Günstige Mieten in Innenstadtlage gibt es noch, in Häusern von alteingesessenen Vermietern. Doch wenn deren Kinder die Häuser erben, geht die Erbschaftssteuer in die Hunderttausende. Das können sich viele nicht leisten und müssen verkaufen.

Über dieses Thema berichtet: Kontrovers am .

Ein Wohnhaus im Münchner Glockenbachviertel. Sechs Wohnungen, zwei Gewerbe. Beste Lage unweit der Isar, eine teure Nachbarschaft. Hier wohnt Rentnerin Rita Kirnes seit über zehn Jahren. Und zwar zu einer Miete, die sie sich - trotz der Lage - leisten kann. In ihrem Viertel wohnen bleiben zu können, bedeutet ihr viel.
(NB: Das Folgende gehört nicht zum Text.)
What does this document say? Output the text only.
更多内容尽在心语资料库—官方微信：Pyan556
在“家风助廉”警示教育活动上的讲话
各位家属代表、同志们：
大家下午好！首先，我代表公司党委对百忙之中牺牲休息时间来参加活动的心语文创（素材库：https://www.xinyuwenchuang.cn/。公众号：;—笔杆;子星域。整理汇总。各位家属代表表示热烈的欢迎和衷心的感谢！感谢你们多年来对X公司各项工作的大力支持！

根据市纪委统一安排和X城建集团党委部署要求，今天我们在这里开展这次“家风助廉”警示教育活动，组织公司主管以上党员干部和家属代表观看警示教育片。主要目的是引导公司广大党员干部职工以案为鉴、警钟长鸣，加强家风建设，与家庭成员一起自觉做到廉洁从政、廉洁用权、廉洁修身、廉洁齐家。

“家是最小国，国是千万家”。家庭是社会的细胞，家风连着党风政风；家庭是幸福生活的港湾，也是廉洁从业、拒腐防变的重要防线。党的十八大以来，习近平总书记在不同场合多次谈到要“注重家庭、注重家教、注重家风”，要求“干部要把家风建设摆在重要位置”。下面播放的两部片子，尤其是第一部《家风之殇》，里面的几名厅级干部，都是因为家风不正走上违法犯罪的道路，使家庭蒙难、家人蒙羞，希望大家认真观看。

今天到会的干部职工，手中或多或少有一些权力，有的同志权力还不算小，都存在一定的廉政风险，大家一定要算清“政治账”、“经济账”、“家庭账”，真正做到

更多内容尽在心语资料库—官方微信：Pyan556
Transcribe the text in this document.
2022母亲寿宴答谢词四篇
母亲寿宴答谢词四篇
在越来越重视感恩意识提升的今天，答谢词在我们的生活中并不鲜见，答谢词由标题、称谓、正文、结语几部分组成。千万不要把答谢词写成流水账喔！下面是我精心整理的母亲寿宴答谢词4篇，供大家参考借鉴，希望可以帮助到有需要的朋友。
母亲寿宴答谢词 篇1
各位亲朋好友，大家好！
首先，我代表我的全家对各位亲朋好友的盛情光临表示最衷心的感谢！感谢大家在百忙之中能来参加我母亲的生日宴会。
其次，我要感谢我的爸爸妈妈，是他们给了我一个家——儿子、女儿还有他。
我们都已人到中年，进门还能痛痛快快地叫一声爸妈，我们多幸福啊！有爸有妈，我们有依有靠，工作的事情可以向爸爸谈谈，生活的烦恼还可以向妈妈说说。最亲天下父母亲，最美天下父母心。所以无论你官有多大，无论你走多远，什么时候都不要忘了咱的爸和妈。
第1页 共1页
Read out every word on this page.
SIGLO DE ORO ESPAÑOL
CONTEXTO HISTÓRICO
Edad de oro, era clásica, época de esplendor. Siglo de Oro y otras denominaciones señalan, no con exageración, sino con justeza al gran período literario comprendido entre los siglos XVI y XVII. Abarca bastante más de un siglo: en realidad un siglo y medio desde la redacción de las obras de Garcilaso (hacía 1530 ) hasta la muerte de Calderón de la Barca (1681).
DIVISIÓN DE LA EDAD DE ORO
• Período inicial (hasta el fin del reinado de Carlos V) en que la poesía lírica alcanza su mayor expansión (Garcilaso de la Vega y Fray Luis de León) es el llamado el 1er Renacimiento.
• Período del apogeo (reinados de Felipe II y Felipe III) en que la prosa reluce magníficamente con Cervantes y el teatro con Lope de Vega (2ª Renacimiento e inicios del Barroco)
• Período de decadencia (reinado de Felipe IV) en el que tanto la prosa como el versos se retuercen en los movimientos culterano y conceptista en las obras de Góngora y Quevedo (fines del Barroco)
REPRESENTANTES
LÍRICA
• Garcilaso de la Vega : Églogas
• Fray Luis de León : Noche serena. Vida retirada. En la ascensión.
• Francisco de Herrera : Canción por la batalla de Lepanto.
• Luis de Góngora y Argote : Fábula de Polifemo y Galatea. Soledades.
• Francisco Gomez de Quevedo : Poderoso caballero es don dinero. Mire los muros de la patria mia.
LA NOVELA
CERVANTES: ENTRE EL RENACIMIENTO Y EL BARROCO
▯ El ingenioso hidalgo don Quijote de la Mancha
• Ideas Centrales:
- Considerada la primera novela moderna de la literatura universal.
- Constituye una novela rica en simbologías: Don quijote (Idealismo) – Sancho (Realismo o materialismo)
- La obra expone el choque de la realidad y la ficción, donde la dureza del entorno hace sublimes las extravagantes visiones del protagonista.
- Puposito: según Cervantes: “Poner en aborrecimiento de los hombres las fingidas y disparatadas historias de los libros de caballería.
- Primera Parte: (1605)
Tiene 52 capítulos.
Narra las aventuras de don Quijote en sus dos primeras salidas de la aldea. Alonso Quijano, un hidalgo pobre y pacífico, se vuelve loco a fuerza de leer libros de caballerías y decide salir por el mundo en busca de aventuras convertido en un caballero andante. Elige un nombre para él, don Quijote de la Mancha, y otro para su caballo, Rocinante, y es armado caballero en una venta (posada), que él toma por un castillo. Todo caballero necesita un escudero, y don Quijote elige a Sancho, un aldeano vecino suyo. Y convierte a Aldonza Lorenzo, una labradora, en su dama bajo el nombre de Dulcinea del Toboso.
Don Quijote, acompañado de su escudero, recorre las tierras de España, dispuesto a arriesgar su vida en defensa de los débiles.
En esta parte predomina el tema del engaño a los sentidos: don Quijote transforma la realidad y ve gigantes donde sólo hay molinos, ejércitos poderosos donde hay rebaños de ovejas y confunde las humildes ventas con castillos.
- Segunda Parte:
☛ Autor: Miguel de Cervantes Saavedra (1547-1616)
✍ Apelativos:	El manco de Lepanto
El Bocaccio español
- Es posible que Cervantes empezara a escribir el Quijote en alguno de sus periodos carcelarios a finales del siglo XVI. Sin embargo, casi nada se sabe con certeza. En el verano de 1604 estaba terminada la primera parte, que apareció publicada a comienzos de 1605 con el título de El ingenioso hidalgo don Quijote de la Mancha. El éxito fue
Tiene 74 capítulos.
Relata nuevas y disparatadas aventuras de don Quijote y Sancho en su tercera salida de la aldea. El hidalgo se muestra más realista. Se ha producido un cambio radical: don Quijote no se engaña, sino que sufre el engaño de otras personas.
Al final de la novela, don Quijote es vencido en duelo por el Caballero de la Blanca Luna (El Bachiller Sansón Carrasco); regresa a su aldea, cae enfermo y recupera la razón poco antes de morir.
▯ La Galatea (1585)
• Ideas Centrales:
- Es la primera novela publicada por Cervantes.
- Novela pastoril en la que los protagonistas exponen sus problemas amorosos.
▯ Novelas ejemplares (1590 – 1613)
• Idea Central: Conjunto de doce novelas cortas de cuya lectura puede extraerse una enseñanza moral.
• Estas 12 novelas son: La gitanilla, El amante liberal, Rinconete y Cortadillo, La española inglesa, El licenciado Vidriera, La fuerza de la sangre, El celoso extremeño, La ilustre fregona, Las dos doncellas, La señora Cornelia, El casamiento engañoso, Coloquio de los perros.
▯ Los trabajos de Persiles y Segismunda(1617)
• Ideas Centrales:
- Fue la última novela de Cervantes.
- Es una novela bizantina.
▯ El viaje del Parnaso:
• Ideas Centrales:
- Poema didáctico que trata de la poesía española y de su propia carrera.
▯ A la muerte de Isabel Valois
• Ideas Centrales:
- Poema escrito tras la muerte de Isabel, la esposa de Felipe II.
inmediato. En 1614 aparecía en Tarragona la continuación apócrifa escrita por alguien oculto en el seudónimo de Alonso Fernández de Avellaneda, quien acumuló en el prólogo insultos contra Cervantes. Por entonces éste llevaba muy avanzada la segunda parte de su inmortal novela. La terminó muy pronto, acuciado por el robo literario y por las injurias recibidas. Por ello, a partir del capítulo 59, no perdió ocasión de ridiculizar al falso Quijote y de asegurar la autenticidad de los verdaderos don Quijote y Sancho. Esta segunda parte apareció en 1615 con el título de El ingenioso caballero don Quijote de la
"Ich fühle mich einfach in der Wohnung wohl. Die Hausgemeinschaft passt einfach gut zusammen und man hilft sich gegenseitig. Das ist ganz wichtig, dass man sich versteht. Ich habe Bäume vor dem Fenster, es sind Vögel da." Rita Kirnes, Mieterin

Nur neun Euro Miete pro Quadratmeter im Stadtzentrum

Doch wie lang sie hier noch wohnen bleiben kann, ist ungewiss. Rita Kirnes' Vermieterin wohnt gleich in der Wohnung gegenüber. Gisela Aeckerlein besitzt das Haus in dritter Generation. Für die 83-Jährige sind eine gute Hausgemeinschaft und soziale Mieten wichtiger als Profit. Deshalb verlangt sie gerade einmal neun Euro pro Quadratmeter - für die Gegend ein Spottpreis. Viele bezahlen im Glockenbachviertel mittlerweile bis zu 20 Euro pro Quadratmeter.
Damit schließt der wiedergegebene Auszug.